The documents tell me that (emphasis added)

When an inheritable name attribute is set on cs:style , cs:citation or cs:bibliography , its value is used for all cs:names elements within the scope of the element carrying the attribute. If an attribute is set on multiple hierarchical levels, the value set at the lowest level is used.

My question is what “scope” means in this context. It could mean:

  • The inheritable options affect all cs:names elements which are descendants of the cs:citation or cs:bibliography node on which the attributes are set (i.e. scope determined “statically” by the position within the xml tree), or

  • The inheritable options affect all productions from a cs:names element that is called as a result of rendering either a citation or a bibliography (i.e. scope determined, as it were, “dynamically”, during the application of the csl to produce (maybe) some output).

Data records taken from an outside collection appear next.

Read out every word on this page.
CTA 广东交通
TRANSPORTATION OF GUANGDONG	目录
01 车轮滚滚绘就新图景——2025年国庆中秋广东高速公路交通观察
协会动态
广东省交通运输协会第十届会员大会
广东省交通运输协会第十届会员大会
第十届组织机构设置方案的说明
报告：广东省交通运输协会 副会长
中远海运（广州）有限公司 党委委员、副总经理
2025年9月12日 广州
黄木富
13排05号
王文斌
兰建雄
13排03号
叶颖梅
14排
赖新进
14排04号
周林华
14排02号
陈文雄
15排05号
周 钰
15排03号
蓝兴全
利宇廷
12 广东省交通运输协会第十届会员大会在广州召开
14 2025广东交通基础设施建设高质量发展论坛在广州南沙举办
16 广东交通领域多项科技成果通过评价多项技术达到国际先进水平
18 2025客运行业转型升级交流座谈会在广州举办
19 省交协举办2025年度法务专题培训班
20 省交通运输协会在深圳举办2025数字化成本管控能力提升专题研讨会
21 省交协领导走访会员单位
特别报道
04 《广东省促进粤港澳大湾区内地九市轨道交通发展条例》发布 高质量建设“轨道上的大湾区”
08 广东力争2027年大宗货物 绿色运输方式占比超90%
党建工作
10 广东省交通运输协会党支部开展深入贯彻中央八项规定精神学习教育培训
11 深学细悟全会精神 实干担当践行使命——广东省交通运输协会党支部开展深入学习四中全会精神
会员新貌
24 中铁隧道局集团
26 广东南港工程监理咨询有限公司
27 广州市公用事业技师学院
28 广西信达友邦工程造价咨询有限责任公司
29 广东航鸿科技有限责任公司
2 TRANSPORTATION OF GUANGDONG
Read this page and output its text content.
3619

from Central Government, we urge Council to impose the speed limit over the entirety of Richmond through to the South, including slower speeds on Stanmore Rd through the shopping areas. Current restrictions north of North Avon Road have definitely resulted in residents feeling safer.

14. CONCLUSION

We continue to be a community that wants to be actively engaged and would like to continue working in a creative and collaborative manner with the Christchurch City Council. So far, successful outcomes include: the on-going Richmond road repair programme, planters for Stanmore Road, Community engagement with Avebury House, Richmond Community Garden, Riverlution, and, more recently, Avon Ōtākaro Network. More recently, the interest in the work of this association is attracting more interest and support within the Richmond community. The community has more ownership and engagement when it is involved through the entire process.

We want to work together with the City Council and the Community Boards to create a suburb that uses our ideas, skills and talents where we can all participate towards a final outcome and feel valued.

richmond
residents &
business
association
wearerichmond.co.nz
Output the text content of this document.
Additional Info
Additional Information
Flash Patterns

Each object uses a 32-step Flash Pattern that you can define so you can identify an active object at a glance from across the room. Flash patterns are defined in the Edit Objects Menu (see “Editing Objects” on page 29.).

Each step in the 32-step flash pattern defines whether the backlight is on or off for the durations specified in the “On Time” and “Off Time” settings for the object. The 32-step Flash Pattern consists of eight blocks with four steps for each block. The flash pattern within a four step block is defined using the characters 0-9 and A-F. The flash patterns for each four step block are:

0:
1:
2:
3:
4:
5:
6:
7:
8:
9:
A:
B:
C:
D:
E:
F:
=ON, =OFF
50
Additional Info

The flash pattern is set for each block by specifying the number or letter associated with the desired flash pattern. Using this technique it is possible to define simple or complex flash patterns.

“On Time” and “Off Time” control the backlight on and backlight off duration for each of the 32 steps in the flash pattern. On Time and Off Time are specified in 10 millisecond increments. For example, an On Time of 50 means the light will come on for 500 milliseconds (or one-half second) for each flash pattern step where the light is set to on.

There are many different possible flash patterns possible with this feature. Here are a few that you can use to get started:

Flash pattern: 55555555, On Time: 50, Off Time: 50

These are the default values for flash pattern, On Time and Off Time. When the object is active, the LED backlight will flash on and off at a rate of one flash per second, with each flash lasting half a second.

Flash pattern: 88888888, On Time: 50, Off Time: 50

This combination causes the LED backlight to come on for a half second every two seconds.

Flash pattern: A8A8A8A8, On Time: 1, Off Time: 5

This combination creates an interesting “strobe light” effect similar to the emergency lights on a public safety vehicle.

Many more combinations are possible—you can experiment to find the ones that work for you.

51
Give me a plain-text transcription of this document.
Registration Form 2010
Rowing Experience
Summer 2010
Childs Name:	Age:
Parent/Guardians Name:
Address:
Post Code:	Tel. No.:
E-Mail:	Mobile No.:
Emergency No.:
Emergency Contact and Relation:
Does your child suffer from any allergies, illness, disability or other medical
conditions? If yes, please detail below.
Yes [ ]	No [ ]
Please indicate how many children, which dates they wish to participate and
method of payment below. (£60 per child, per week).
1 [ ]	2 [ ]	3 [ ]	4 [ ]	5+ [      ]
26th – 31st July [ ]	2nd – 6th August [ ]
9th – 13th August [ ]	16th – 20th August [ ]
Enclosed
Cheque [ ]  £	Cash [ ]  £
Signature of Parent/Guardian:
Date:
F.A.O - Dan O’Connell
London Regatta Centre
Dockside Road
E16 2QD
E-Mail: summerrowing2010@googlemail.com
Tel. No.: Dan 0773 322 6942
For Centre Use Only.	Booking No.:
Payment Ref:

This obviously does not matter if the attributes are set on cs:style. What it affects is proper behaviour when a cs:macro renders a cs:names element. My instincts, in terms of practical use, would be that the second, dynamic, interpretation makes sense: a cs:macro used “from within” a node whose ultimate parent is cs:citation, should use inheritable name elements set on any relevant element that has been “called” before it renders text. In terms of the re-usability of macros, that seems the right decision, but I may be missing something. Is that right?

It’s indeed the second, i.e. dynamic interpretation, yes. E.g. for styles on the repository, we almost universally set et-al-min and et-al-use-first attributes on cs:citation and cs:bibliography to apply them to authors which are (also almost universally) rendered using cs:names calls in macros.